Most of the young women that I have been working with in my practice this week fall in this age range and I gave them this name, saying "Ah, you twentysomethings!". Come to find out this descriptor has already been used with there being websites, blogs and even a business with that name. I read somewhere that this group is approaching their "quarter-life crisis". My goodness! Isn't a midlife crisis enough?
But I'm concerned about these young ladies. I found myself wanting to wrap each one of them in my arms and give them a big hug. They look so grownup on the outside, holding captive the little girl who is on the inside. With just a nudge and the offering of my safety and protection, the door opens and the little girl comes bursting out. They even begin to look like little girls as they hang their heads and the tears begin to run down their cheeks. This is especially true of those who have suffered emotional, physical or sexual abuse during their childhoods. My message: "It' OK now; no one can hurt you anymore; let down those walls."
So why are they in my office? Many of them have, unfortunately chosen to marry at a time when they are not emotionally ready. There has been an extended adolescence. Emotional tasks previously completed in teenage years are still left uncompleted in the early twenties these days. I admit to needing to learn more about the reasons for this. These young women are not ready to face the demands of a making a lifelong relationship commitment because they have not finished with the establishment of their own individual identities. They are clueless when I ask them questions regarding who they are and what they want to do with their lives. The same is probably true for young men but young men do not typically find themselves sitting by choice in a psychologist's office. Also, it's time for many of them to begin to face the demons of their past, finally breaking away from abusive parents. They thought out of sight-out of mind would be the answer, having moved clear across the country in many instances. However, those horrific memories remain in their minds and in their hearts.
So often these young people try to outrun their sadness, anger, anxiety and other negative emotions. They resort to partying, spending time in the clubs, arguing and distancing themselves from boyfriends, husbands and partners. All sorts of behaviors are evidenced to try to fight the funk. They begin to realize that their lives are out of control and that they need help. The first step is to learn to BE STILL, to learn to sit quietly and to become MINDFUL of the feelings. They have to gain insight into what the feelings are in order to develop healthy coping strategies. This is a brief description of a long process. I am sharing this though to say that change and ultimately emotional healing are possible.

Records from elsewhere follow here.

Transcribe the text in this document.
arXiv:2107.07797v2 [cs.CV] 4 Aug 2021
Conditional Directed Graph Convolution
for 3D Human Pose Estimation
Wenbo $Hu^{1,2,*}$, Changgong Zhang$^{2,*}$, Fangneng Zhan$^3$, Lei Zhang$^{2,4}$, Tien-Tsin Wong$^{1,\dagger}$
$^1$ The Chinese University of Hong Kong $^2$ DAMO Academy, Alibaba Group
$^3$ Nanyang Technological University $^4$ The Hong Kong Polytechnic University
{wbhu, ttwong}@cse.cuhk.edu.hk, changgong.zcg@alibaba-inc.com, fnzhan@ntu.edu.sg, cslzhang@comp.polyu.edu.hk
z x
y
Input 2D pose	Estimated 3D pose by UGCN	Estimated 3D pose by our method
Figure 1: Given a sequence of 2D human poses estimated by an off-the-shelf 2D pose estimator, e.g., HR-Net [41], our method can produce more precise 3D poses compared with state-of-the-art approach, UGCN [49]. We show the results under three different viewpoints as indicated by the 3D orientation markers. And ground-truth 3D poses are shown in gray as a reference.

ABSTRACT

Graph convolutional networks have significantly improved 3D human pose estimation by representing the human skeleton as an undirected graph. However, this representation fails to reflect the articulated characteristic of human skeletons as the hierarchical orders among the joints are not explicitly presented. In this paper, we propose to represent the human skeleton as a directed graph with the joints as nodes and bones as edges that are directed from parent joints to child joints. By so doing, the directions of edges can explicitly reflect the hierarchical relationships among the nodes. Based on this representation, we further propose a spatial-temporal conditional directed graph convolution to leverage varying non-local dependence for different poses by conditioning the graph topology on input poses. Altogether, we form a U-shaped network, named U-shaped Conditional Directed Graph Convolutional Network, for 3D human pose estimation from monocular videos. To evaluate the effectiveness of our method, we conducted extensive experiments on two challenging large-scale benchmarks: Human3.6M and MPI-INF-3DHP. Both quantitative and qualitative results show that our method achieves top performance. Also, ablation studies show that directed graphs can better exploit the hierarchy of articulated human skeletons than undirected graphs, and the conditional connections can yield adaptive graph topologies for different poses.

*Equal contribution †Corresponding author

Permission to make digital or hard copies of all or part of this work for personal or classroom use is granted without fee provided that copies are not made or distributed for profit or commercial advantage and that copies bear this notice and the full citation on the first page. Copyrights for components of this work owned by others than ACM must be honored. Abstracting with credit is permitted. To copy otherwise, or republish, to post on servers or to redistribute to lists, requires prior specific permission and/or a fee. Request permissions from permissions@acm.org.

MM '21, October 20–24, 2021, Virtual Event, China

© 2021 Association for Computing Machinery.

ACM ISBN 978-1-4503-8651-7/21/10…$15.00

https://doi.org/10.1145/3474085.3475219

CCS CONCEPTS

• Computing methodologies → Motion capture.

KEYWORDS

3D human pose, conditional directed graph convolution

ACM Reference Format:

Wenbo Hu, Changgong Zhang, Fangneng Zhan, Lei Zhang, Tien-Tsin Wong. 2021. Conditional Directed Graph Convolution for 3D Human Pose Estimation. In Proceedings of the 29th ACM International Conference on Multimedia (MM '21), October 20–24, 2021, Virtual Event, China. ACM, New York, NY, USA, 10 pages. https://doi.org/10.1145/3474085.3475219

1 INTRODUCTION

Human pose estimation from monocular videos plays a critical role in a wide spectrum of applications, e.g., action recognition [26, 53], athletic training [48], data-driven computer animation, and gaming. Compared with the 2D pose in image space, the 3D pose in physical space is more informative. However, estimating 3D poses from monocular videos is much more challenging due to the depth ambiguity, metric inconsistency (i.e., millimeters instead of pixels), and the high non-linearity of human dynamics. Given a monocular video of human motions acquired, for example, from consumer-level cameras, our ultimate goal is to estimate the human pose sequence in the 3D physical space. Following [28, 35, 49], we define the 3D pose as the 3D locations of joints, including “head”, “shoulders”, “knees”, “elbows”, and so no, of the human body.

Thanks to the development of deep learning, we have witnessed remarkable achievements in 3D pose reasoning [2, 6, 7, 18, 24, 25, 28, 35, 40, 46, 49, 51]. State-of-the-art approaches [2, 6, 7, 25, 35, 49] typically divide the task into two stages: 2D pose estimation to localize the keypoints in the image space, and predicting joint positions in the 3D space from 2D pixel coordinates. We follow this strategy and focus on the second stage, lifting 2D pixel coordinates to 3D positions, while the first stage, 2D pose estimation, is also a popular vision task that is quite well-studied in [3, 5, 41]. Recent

So twentysomethings and those of you in some sort of association with twentysomethings, this post has been for you. This is the time to focus on your PERSONAL GROWTH, deciding who you are and what you want to do with your life. This is the time to work on any unfinished business with your family of origin before moving forward towards making your own family. I say there's a good chance that you are not ready. I'm aware though that you may not listen to me. Being twentysomething, you know more than I know since I'm still living "back in the day" and I'm not "up with" the trends of the new generation...another issue..for another post...
So true. I'm a twentysomething now that is married with three children. This was, by far, no easy task. I expected him to make me complete when I had to deal with some majors issues from childhood. That's where the earlier disagreements in our marriage came from. We worked through them, thanks to God. However, I probably would have waited a little before taking such a major step.